During summer weather, installing a colder, 160- or 180-degree F thermostat can often be done to drop the engine’s operating temperature if the cooling system is more than capable of surpassing the hear load requirements placed on it. If the cooling system is marginal at best, installing a colder thermostat during hot weather will have no effect on the engine’s operating temperature.
Don’t be tempted to remove the thermostat altogether. When this is done, the water flow is unregulated and may circulate so quickly that the engine may never reach operating temperature. Removing the thermostat may even cost horsepower because more power is needed to operate the belt-driven water pump when the coolant circulates too quickly.
Fan Fare
Most musclecars were factory-equipped with either a direct-drive multi-blade mechanical fan or a mechanical fan with a clutch drive. Both these systems may work reasonably well on musclecars that retain the original displacement or power levels.

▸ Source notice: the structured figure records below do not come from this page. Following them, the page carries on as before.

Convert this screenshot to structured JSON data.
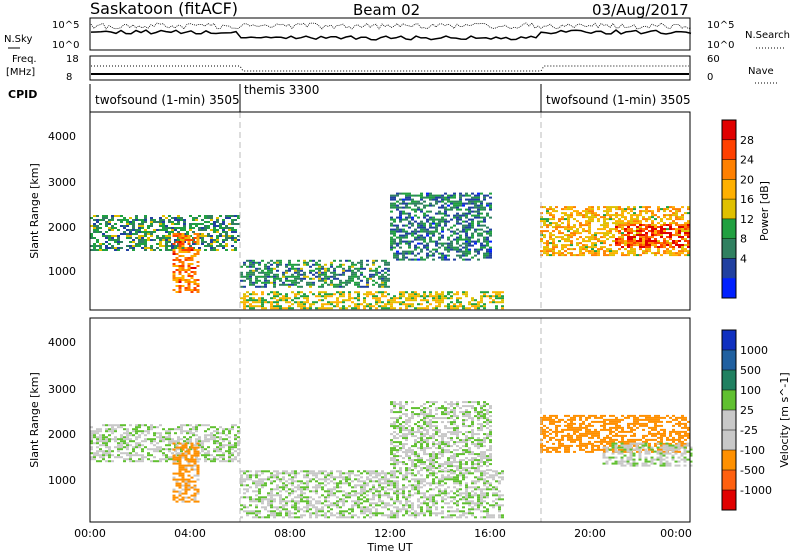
{
  "header": {
    "station": "Saskatoon (fitACF)",
    "beam": "Beam 02",
    "date": "03/Aug/2017"
  },
  "noise_panel": {
    "left_label": "N.Sky",
    "right_label": "N.Search",
    "left_ticks": [
      "10^5",
      "10^0"
    ],
    "right_ticks": [
      "10^5",
      "10^0"
    ]
  },
  "freq_panel": {
    "left_label_1": "Freq.",
    "left_label_2": "[MHz]",
    "right_label": "Nave",
    "left_ticks": [
      "18",
      "8"
    ],
    "right_ticks": [
      "60",
      "0"
    ]
  },
  "cpid": {
    "label": "CPID",
    "segments": [
      {
        "name": "twofsound (1-min) 3505",
        "start_hour": 0,
        "end_hour": 6
      },
      {
        "name": "themis 3300",
        "start_hour": 6,
        "end_hour": 18
      },
      {
        "name": "twofsound (1-min) 3505",
        "start_hour": 18,
        "end_hour": 24
      }
    ]
  },
  "power_panel": {
    "ylabel": "Slant Range [km]",
    "cbar_label": "Power [dB]",
    "cbar_ticks": [
      "28",
      "24",
      "20",
      "16",
      "12",
      "8",
      "4"
    ],
    "cbar_colors": [
      "#e00000",
      "#ff4000",
      "#ff8000",
      "#ffb000",
      "#e0c000",
      "#20a040",
      "#308060",
      "#2040a0",
      "#0020ff"
    ]
  },
  "velocity_panel": {
    "ylabel": "Slant Range [km]",
    "cbar_label": "Velocity [m s^-1]",
    "cbar_ticks": [
      "1000",
      "500",
      "100",
      "25",
      "-25",
      "-100",
      "-500",
      "-1000"
    ],
    "cbar_colors": [
      "#1030c0",
      "#2060a0",
      "#208060",
      "#60c030",
      "#c8c8c8",
      "#c8c8c8",
      "#ff9000",
      "#ff6010",
      "#e00000"
    ]
  },
  "x_axis": {
    "label": "Time UT",
    "ticks": [
      "00:00",
      "04:00",
      "08:00",
      "12:00",
      "16:00",
      "20:00",
      "00:00"
    ]
  },
  "y_axis_ticks": [
    "4000",
    "3000",
    "2000",
    "1000"
  ],
  "chart_data": {
    "type": "heatmap",
    "title": "Saskatoon (fitACF) Beam 02 03/Aug/2017",
    "xlabel": "Time UT",
    "ylabel": "Slant Range [km]",
    "xlim_hours": [
      0,
      24
    ],
    "ylim_km": [
      180,
      4600
    ],
    "panels": [
      {
        "name": "Power",
        "unit": "dB",
        "colorbar_range": [
          0,
          30
        ],
        "regions": [
          {
            "t0": 0.0,
            "t1": 6.0,
            "r0": 1500,
            "r1": 2300,
            "value": 10
          },
          {
            "t0": 3.3,
            "t1": 4.3,
            "r0": 600,
            "r1": 1900,
            "value": 22
          },
          {
            "t0": 6.0,
            "t1": 12.0,
            "r0": 700,
            "r1": 1300,
            "value": 9
          },
          {
            "t0": 6.0,
            "t1": 16.5,
            "r0": 200,
            "r1": 600,
            "value": 15
          },
          {
            "t0": 12.0,
            "t1": 16.0,
            "r0": 1300,
            "r1": 2800,
            "value": 8
          },
          {
            "t0": 18.0,
            "t1": 24.0,
            "r0": 1400,
            "r1": 2500,
            "value": 18
          },
          {
            "t0": 21.0,
            "t1": 24.0,
            "r0": 1600,
            "r1": 2100,
            "value": 26
          }
        ]
      },
      {
        "name": "Velocity",
        "unit": "m s^-1",
        "colorbar_range": [
          -1000,
          1000
        ],
        "regions": [
          {
            "t0": 0.0,
            "t1": 6.0,
            "r0": 1500,
            "r1": 2300,
            "value": 0
          },
          {
            "t0": 3.3,
            "t1": 4.3,
            "r0": 600,
            "r1": 1900,
            "value": -150
          },
          {
            "t0": 6.0,
            "t1": 16.5,
            "r0": 300,
            "r1": 1300,
            "value": 0
          },
          {
            "t0": 12.0,
            "t1": 16.0,
            "r0": 1300,
            "r1": 2800,
            "value": 0
          },
          {
            "t0": 18.0,
            "t1": 24.0,
            "r0": 1700,
            "r1": 2500,
            "value": -300
          },
          {
            "t0": 20.5,
            "t1": 24.0,
            "r0": 1400,
            "r1": 1900,
            "value": 0
          }
        ]
      }
    ]
  }
}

If bigger displacement or more power is produced from the engine, an improved fan system may offer improved cooling efficiency at low vehicle speeds. Flex fans can provide better airflow at low vehicle speeds because the fan blades retain a sharp pitch that produces increased airflow at there rpm. At above 5,000 rpm, however, the blades will flex into a straighter position and can produce vibration from air turbulence.
With any fan system, a good shroud should be used to funnel the air away from the radiator core. We’ve tested cars with and without fan shrouds and found huge increases in coolant temperature without a shroud, especially when the vehicle is operated in slow traffic or at a standstill.

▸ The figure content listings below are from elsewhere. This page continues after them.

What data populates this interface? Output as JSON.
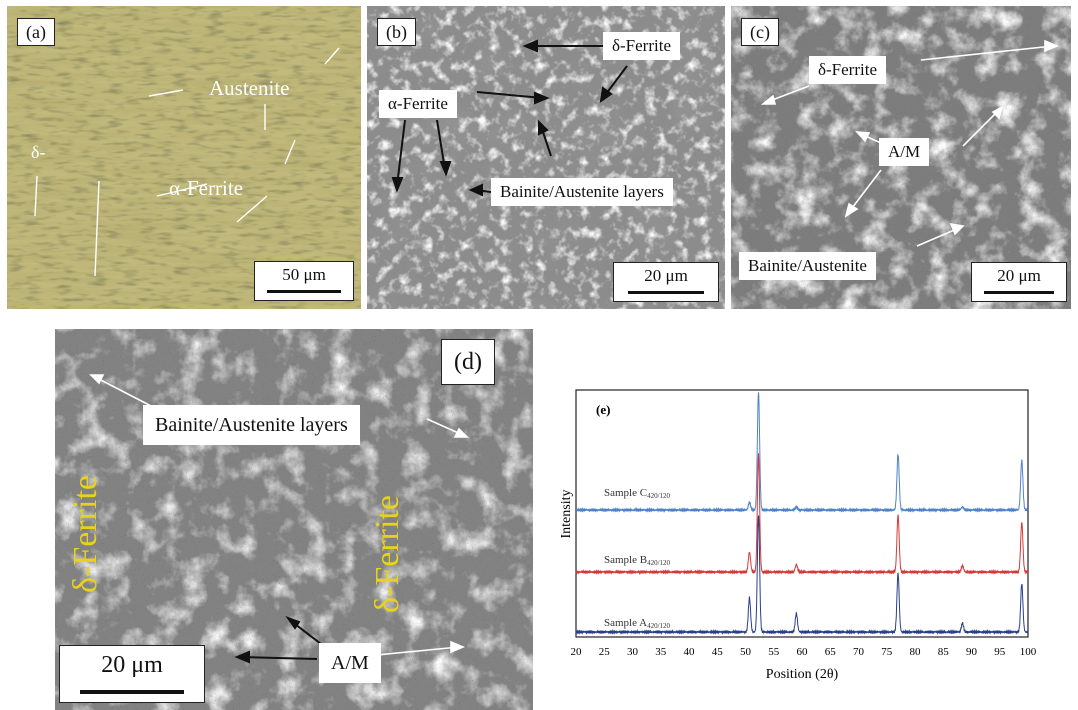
{
  "panel_a": {
    "label": "(a)",
    "austenite": "Austenite",
    "delta": "δ-",
    "alpha_ferrite": "α-Ferrite",
    "scale": "50 μm"
  },
  "panel_b": {
    "label": "(b)",
    "delta_ferrite": "δ-Ferrite",
    "alpha_ferrite": "α-Ferrite",
    "bainite_layers": "Bainite/Austenite layers",
    "scale": "20 μm"
  },
  "panel_c": {
    "label": "(c)",
    "delta_ferrite": "δ-Ferrite",
    "am": "A/M",
    "bainite_austenite": "Bainite/Austenite",
    "scale": "20 μm"
  },
  "panel_d": {
    "label": "(d)",
    "bainite_layers": "Bainite/Austenite layers",
    "delta_ferrite_left": "δ-Ferrite",
    "delta_ferrite_right": "δ-Ferrite",
    "am": "A/M",
    "scale": "20 μm"
  },
  "panel_e": {
    "label": "(e)",
    "ylabel": "Intensity",
    "xlabel": "Position (2θ)",
    "series_labels": [
      {
        "main": "Sample C",
        "sub": "420/120"
      },
      {
        "main": "Sample B",
        "sub": "420/120"
      },
      {
        "main": "Sample A",
        "sub": "420/120"
      }
    ]
  },
  "colors": {
    "micro_a_bg": "#b7ae6c",
    "micro_gray": "#8a8a8a",
    "label_yellow": "#e8d21c",
    "series_c": "#4f83c9",
    "series_b": "#d43a3a",
    "series_a": "#2a3f88"
  },
  "chart_data": {
    "type": "line",
    "xlabel": "Position (2θ)",
    "ylabel": "Intensity",
    "xlim": [
      20,
      100
    ],
    "x_ticks": [
      20,
      25,
      30,
      35,
      40,
      45,
      50,
      55,
      60,
      65,
      70,
      75,
      80,
      85,
      90,
      95,
      100
    ],
    "series": [
      {
        "name": "Sample C420/120",
        "color": "#4f83c9",
        "peaks": [
          {
            "x": 50.7,
            "h": 0.12
          },
          {
            "x": 52.3,
            "h": 1.9
          },
          {
            "x": 59.0,
            "h": 0.05
          },
          {
            "x": 77.0,
            "h": 0.9
          },
          {
            "x": 88.4,
            "h": 0.05
          },
          {
            "x": 98.9,
            "h": 0.8
          }
        ]
      },
      {
        "name": "Sample B420/120",
        "color": "#d43a3a",
        "peaks": [
          {
            "x": 50.7,
            "h": 0.32
          },
          {
            "x": 52.3,
            "h": 1.9
          },
          {
            "x": 59.0,
            "h": 0.12
          },
          {
            "x": 77.0,
            "h": 0.92
          },
          {
            "x": 88.4,
            "h": 0.1
          },
          {
            "x": 98.9,
            "h": 0.8
          }
        ]
      },
      {
        "name": "Sample A420/120",
        "color": "#2a3f88",
        "peaks": [
          {
            "x": 50.7,
            "h": 0.55
          },
          {
            "x": 52.3,
            "h": 1.9
          },
          {
            "x": 59.0,
            "h": 0.3
          },
          {
            "x": 77.0,
            "h": 0.95
          },
          {
            "x": 88.4,
            "h": 0.14
          },
          {
            "x": 98.9,
            "h": 0.78
          }
        ]
      }
    ]
  }
}
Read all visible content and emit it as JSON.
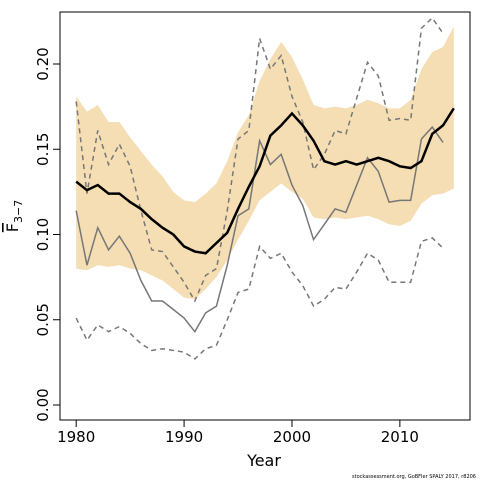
{
  "chart_data": {
    "type": "line",
    "xlabel": "Year",
    "ylabel_main": "F",
    "ylabel_sub": "3−7",
    "footnote": "stockassessment.org, GoBFIer SPALY 2017, r8206",
    "x": [
      1980,
      1981,
      1982,
      1983,
      1984,
      1985,
      1986,
      1987,
      1988,
      1989,
      1990,
      1991,
      1992,
      1993,
      1994,
      1995,
      1996,
      1997,
      1998,
      1999,
      2000,
      2001,
      2002,
      2003,
      2004,
      2005,
      2006,
      2007,
      2008,
      2009,
      2010,
      2011,
      2012,
      2013,
      2014,
      2015
    ],
    "band": {
      "color": "#f5deb3",
      "lower": [
        0.08,
        0.079,
        0.082,
        0.081,
        0.082,
        0.08,
        0.079,
        0.076,
        0.073,
        0.068,
        0.063,
        0.062,
        0.068,
        0.075,
        0.085,
        0.097,
        0.108,
        0.12,
        0.125,
        0.13,
        0.125,
        0.121,
        0.11,
        0.109,
        0.11,
        0.109,
        0.11,
        0.111,
        0.109,
        0.106,
        0.105,
        0.108,
        0.118,
        0.123,
        0.124,
        0.127
      ],
      "upper": [
        0.181,
        0.172,
        0.176,
        0.166,
        0.166,
        0.157,
        0.149,
        0.141,
        0.134,
        0.125,
        0.12,
        0.119,
        0.124,
        0.13,
        0.143,
        0.16,
        0.17,
        0.19,
        0.203,
        0.213,
        0.204,
        0.191,
        0.176,
        0.174,
        0.175,
        0.174,
        0.176,
        0.179,
        0.177,
        0.174,
        0.174,
        0.179,
        0.197,
        0.207,
        0.21,
        0.222
      ]
    },
    "series": [
      {
        "color": "#000000",
        "width": 2.5,
        "dashed": false,
        "values": [
          0.131,
          0.126,
          0.129,
          0.124,
          0.124,
          0.119,
          0.115,
          0.109,
          0.104,
          0.1,
          0.093,
          0.09,
          0.089,
          0.095,
          0.101,
          0.115,
          0.128,
          0.14,
          0.158,
          0.164,
          0.171,
          0.164,
          0.155,
          0.143,
          0.141,
          0.143,
          0.141,
          0.143,
          0.145,
          0.143,
          0.14,
          0.139,
          0.143,
          0.159,
          0.164,
          0.174
        ]
      },
      {
        "color": "#777777",
        "width": 1.5,
        "dashed": false,
        "values": [
          0.114,
          0.082,
          0.104,
          0.091,
          0.099,
          0.089,
          0.073,
          0.061,
          0.061,
          0.056,
          0.051,
          0.043,
          0.054,
          0.058,
          0.082,
          0.111,
          0.115,
          0.155,
          0.141,
          0.147,
          0.129,
          0.117,
          0.097,
          0.106,
          0.115,
          0.113,
          0.129,
          0.145,
          0.137,
          0.119,
          0.12,
          0.12,
          0.156,
          0.163,
          0.154,
          null
        ]
      },
      {
        "color": "#777777",
        "width": 1.5,
        "dashed": true,
        "values": [
          0.178,
          0.124,
          0.161,
          0.141,
          0.153,
          0.14,
          0.114,
          0.091,
          0.09,
          0.081,
          0.072,
          0.061,
          0.076,
          0.08,
          0.114,
          0.156,
          0.161,
          0.215,
          0.197,
          0.205,
          0.181,
          0.166,
          0.138,
          0.147,
          0.161,
          0.159,
          0.18,
          0.201,
          0.193,
          0.167,
          0.168,
          0.167,
          0.221,
          0.227,
          0.218,
          null
        ]
      },
      {
        "color": "#777777",
        "width": 1.5,
        "dashed": true,
        "values": [
          0.051,
          0.038,
          0.047,
          0.043,
          0.046,
          0.042,
          0.036,
          0.032,
          0.033,
          0.032,
          0.031,
          0.027,
          0.033,
          0.035,
          0.05,
          0.066,
          0.068,
          0.093,
          0.086,
          0.089,
          0.078,
          0.07,
          0.058,
          0.062,
          0.069,
          0.068,
          0.078,
          0.089,
          0.085,
          0.072,
          0.072,
          0.072,
          0.096,
          0.098,
          0.092,
          null
        ]
      }
    ],
    "xlim": [
      1978.5,
      2016.5
    ],
    "ylim": [
      -0.0088,
      0.2305
    ],
    "xticks": [
      1980,
      1990,
      2000,
      2010
    ],
    "yticks": [
      {
        "value": 0,
        "label": "0.00"
      },
      {
        "value": 0.05,
        "label": "0.05"
      },
      {
        "value": 0.1,
        "label": "0.10"
      },
      {
        "value": 0.15,
        "label": "0.15"
      },
      {
        "value": 0.2,
        "label": "0.20"
      }
    ]
  }
}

Electric fans offer a great alternative to mechanically driven fans if original appearance is not a concern. The best location for an electric fan is on the pulling side (engine side) of the radiator. If an electric fan is placed in front of the radiator, it may block the flow of incoming air. Unlike mechanical fans, electric fans do not tax engine power to operate.
Water vs. Antifreeze
For street-driven cars, it’s best to use a blend of antifreeze and water to protect the engine from freeze damage. But for the ultimate cooling efficiency, straight water has 2.4 times greater thermal conductivity and a better heat transfer rate than an antifreeze solution because water is less viscous. If you do elect to run straight water, be sure to add a container of antirust to the system. Of course, use the trick only in areas where freezing will never be encountered, otherwise you risk damaging your engine.